Withdrawal scores and VAS “sick” scores increased whereas VAS “drug” and VAS “high” scores decreased during both of the less frequent dosing regimens (table). In addition, in the every fifth day dosing regimen, scores of sedation and dysphoria were increased whereas scores of euphoria, stimulation and VAS “good” were reduced compared with the daily dosing regimen (table).
In patients with opioid dependence, quintuple the daily maintenance dose of buprenorphine given every 5 days was associated with more withdrawal symptoms and other negative effects than the daily maintenance dose.
This study by Petry et al provides information for clinicians regarding the maximal interdose interval of BUP for the treatment of opioid addiction. The study showed the maximum interval to be <5 days when 5 times the daily maintenance dose was given. A number of factors will influence the degree to which less than daily dosing of BUP will be used in clinical practice. These include the patient's response and acceptance, and the clinicians' willingness and ability to prescribe take home medication doses (which in many cases could obviate the need for or advantages of less than daily dosing).

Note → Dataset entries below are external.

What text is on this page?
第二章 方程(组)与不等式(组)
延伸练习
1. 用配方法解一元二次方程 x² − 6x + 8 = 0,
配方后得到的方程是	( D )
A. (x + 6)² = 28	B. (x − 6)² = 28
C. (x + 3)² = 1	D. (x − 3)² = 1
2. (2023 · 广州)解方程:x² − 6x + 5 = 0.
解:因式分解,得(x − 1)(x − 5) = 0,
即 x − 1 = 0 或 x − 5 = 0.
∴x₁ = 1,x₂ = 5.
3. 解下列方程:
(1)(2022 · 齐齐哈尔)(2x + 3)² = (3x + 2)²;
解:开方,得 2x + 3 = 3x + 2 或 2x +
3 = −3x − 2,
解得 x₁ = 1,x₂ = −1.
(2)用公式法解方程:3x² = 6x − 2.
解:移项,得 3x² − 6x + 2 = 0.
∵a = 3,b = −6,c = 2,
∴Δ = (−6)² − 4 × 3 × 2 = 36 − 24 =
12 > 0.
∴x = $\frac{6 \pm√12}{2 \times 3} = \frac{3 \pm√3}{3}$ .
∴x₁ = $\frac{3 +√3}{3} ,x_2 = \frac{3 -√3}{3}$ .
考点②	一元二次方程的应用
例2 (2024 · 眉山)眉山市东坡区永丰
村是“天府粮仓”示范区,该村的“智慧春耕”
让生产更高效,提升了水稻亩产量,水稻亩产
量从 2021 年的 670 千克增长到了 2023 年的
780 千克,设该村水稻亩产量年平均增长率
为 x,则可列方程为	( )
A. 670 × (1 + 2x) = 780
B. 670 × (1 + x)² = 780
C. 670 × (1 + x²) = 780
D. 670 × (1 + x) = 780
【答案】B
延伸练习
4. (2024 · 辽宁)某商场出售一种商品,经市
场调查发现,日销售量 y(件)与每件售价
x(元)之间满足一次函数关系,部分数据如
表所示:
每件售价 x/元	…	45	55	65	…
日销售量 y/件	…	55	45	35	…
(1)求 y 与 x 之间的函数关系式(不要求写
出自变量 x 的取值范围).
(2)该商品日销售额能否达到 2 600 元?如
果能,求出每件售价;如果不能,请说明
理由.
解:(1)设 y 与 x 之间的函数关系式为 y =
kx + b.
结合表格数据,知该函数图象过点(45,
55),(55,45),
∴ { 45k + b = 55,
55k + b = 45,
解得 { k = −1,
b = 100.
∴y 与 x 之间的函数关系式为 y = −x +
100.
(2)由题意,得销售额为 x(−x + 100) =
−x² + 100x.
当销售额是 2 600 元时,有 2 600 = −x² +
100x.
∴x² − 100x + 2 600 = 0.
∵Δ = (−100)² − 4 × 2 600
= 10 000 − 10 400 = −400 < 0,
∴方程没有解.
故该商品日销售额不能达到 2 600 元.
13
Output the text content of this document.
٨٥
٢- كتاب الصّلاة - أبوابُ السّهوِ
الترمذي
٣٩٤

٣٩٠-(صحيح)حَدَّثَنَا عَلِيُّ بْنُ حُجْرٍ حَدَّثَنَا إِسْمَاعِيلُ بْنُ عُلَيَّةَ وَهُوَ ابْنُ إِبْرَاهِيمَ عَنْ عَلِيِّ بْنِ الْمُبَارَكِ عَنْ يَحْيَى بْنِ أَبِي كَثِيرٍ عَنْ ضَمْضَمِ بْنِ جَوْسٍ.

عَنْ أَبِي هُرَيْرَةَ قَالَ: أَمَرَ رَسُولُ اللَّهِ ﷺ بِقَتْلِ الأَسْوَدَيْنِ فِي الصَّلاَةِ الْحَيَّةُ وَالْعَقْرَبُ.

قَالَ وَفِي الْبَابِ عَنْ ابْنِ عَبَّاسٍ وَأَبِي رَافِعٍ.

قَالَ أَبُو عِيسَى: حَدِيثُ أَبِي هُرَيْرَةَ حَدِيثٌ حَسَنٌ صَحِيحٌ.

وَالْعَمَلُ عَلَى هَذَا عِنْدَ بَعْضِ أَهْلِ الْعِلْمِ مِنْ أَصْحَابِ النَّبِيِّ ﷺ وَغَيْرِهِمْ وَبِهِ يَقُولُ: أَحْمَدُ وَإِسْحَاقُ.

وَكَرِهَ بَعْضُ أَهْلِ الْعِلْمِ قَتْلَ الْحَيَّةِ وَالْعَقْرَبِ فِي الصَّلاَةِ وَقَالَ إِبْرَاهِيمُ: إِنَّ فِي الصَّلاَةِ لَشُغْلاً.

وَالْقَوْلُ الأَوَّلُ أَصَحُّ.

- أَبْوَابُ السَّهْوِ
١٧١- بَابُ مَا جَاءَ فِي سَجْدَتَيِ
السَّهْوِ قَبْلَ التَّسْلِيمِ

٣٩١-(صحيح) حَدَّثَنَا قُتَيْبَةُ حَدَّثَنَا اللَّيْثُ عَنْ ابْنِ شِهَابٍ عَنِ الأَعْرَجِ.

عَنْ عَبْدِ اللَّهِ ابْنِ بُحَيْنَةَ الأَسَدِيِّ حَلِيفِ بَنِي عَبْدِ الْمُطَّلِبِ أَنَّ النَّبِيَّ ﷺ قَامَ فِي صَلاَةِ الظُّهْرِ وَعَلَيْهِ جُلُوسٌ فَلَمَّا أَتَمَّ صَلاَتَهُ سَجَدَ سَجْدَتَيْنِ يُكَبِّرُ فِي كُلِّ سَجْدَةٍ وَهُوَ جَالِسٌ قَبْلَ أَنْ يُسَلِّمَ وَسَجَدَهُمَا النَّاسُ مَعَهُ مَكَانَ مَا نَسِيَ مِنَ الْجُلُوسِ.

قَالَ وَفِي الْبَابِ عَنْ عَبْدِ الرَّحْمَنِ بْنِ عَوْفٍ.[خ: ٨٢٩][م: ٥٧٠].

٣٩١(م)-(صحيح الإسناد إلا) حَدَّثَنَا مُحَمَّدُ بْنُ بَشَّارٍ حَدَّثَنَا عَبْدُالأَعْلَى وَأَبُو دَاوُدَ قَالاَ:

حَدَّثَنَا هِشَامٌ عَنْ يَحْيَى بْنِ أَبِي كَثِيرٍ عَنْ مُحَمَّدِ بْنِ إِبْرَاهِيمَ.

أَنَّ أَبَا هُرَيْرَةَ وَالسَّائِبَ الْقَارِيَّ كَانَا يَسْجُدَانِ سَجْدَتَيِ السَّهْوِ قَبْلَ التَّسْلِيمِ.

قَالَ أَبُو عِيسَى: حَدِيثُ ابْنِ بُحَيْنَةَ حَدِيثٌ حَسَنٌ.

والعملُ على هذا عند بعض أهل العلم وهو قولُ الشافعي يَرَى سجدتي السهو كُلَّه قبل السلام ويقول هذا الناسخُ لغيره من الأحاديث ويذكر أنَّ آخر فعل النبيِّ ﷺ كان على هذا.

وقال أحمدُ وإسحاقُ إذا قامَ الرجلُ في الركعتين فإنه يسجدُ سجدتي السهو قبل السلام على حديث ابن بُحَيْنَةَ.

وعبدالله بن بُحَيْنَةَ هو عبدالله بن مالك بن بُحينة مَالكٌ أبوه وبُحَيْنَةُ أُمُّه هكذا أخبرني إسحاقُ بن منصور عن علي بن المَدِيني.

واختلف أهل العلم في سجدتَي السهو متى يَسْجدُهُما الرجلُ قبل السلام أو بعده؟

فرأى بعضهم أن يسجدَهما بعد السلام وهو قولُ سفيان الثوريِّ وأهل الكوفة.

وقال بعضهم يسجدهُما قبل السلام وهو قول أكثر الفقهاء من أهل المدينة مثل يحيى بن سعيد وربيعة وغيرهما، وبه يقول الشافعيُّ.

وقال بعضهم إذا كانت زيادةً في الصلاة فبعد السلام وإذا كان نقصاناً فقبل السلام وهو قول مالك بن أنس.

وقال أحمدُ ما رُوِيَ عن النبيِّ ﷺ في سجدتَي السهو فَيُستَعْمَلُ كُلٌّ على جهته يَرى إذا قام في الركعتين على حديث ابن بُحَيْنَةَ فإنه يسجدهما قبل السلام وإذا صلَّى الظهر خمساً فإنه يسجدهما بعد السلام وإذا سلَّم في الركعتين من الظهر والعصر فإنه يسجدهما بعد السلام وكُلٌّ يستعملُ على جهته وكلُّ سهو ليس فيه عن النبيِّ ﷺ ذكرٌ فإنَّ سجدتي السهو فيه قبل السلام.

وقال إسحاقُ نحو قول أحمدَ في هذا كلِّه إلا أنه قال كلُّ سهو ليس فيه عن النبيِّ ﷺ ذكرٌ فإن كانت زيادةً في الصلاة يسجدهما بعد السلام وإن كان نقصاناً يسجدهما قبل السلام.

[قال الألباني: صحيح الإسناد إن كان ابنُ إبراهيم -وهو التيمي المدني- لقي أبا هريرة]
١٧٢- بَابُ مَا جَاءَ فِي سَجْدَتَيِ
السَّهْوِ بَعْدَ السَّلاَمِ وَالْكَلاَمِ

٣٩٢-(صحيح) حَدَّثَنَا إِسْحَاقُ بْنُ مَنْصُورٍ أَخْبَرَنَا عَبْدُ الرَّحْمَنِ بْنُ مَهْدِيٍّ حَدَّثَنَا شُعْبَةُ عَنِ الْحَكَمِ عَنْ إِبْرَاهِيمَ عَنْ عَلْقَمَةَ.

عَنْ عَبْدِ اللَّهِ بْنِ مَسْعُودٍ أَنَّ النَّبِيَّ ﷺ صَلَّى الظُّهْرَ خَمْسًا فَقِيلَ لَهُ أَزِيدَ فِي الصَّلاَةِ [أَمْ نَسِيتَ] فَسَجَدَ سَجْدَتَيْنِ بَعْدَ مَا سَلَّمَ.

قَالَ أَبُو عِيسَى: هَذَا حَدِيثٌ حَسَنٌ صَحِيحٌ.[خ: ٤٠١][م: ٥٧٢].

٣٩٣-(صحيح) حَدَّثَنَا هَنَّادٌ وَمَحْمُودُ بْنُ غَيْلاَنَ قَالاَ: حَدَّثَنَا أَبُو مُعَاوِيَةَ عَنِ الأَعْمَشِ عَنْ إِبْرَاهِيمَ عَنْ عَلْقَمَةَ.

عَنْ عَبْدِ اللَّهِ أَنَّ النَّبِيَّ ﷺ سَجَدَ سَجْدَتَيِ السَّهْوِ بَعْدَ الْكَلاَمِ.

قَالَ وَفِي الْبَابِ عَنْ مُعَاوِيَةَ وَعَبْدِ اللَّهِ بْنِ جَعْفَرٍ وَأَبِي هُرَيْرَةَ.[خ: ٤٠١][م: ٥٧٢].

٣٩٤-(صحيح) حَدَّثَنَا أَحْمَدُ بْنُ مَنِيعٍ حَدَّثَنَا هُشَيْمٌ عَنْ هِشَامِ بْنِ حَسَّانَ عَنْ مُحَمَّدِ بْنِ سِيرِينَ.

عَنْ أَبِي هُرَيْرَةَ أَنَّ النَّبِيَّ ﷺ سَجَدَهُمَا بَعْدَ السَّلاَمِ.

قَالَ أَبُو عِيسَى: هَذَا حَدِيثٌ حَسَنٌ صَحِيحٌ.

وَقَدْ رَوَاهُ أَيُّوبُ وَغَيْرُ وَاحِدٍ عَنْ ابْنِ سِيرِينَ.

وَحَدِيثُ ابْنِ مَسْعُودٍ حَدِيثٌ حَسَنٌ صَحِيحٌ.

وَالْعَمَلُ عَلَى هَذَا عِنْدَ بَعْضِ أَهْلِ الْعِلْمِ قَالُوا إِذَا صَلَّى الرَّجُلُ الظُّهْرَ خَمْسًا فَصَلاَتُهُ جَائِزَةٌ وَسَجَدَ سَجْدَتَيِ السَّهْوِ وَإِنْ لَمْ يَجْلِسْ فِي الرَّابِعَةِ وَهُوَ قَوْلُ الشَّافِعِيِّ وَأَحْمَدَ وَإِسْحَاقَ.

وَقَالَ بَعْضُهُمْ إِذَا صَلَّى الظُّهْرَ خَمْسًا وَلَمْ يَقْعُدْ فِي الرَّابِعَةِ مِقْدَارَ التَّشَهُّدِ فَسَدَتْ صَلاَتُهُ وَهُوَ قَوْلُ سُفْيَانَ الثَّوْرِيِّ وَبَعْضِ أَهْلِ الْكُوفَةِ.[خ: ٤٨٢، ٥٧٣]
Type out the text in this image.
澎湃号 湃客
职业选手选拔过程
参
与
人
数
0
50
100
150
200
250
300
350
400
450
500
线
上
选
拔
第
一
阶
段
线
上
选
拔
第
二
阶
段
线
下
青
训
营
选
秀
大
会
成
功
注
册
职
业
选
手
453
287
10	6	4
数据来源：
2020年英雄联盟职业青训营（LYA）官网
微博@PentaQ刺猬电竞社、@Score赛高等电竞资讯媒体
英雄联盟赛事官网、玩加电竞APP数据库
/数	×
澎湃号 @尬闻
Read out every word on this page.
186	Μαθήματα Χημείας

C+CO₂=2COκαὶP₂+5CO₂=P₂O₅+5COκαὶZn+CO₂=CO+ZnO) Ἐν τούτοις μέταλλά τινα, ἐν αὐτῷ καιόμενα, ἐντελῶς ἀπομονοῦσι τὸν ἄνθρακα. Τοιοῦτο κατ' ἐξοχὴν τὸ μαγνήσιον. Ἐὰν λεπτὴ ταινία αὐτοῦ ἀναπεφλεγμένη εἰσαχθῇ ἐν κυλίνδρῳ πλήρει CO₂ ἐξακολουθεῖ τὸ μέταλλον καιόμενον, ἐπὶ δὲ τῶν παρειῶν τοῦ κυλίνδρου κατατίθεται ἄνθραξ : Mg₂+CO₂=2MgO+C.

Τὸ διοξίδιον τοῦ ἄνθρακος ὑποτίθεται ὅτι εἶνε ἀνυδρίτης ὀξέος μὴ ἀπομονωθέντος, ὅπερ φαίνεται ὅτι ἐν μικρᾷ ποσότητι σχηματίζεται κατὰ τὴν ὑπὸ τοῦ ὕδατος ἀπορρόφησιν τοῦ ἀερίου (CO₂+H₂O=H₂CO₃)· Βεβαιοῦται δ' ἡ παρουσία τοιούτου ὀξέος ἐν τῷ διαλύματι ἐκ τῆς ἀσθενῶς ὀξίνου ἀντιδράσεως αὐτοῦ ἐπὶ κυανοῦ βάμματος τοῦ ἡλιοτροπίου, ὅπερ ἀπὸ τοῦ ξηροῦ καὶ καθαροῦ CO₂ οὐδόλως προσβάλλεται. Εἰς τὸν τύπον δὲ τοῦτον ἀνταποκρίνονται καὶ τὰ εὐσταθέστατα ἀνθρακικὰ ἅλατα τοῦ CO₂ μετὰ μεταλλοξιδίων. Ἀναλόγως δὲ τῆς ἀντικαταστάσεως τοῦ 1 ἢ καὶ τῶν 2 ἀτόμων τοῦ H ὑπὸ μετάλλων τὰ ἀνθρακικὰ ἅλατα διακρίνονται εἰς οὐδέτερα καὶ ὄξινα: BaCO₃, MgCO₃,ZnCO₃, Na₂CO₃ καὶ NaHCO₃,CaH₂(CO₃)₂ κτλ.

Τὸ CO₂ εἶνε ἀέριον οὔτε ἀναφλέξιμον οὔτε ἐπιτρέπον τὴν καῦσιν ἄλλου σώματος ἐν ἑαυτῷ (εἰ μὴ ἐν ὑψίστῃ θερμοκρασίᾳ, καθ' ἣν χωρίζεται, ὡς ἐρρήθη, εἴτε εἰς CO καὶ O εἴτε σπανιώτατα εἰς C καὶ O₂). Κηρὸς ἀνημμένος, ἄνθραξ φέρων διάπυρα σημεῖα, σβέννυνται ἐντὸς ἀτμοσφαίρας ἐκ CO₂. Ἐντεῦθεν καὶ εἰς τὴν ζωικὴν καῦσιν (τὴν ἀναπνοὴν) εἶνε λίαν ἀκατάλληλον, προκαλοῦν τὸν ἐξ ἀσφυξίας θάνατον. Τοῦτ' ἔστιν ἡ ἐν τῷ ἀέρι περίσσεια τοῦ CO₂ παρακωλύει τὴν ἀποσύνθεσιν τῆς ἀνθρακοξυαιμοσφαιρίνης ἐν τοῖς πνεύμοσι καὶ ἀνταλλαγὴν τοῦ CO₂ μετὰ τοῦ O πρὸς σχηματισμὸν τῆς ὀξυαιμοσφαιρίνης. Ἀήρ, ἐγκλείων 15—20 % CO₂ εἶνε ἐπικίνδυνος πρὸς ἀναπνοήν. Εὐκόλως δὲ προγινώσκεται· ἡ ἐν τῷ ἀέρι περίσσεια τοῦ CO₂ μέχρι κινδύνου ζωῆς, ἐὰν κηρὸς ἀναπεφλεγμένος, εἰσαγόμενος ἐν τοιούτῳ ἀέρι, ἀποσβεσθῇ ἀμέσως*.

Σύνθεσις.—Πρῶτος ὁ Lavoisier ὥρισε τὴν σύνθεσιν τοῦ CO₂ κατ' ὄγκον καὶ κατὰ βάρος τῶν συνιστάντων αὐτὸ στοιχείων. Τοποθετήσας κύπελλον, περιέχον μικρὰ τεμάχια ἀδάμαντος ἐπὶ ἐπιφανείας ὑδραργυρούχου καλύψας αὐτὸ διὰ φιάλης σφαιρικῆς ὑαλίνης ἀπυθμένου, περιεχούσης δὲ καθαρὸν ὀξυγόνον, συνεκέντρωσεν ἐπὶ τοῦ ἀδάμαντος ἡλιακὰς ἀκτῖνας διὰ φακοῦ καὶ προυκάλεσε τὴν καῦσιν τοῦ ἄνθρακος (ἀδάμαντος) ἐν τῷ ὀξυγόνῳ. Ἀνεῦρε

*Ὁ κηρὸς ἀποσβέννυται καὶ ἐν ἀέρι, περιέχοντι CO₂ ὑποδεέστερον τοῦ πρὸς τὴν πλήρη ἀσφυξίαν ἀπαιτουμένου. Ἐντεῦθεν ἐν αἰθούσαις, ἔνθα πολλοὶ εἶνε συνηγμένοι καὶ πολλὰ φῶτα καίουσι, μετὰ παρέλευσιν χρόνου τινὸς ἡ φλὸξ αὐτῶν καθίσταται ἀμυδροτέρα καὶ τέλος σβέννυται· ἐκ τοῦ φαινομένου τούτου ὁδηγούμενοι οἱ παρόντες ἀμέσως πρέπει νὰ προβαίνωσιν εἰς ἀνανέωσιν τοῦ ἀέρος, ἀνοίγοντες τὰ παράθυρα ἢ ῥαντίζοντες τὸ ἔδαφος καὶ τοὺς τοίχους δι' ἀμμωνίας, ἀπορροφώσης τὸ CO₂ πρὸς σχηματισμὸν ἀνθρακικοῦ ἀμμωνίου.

The greatest potential for less than daily dosing is likely to be for individuals for whom take home dosing is not feasible. Patients who may be inclined to abuse or divert their prescribed medication may receive BUP on an every third day schedule (as in the present study), or twice weekly (as shown in previous studies by this research group ).1 As noted by Petry et al, BUP and BUP/naloxone sublingual tablets have been developed, and are the BUP dosage forms that are (or will be, as more jurisdictions approve them) used for the treatment of opioid addiction. A recent study reported that 3 times weekly dosing with BUP/naloxone sublingual tablets was associated with good patient acceptability,2 and provides encouragement that data obtained from studies evaluating less than daily dosing with the BUP sublingual solution will be clinically relevant. However, the use of the BUP/naloxone combination may itself decrease the abuse liability of BUP and therefore decrease the need for less than daily dosing.
Whether long term studies or clinical experience will confirm the utility of less than daily dosing has yet to be determined. This consideration will be particularly important in patient groups on higher daily BUP dosages (ie, >8 mg/d of the sublingual solution or its equivalent), and in those who are not rewarded for remaining opioid abstinent (as they were in the present study).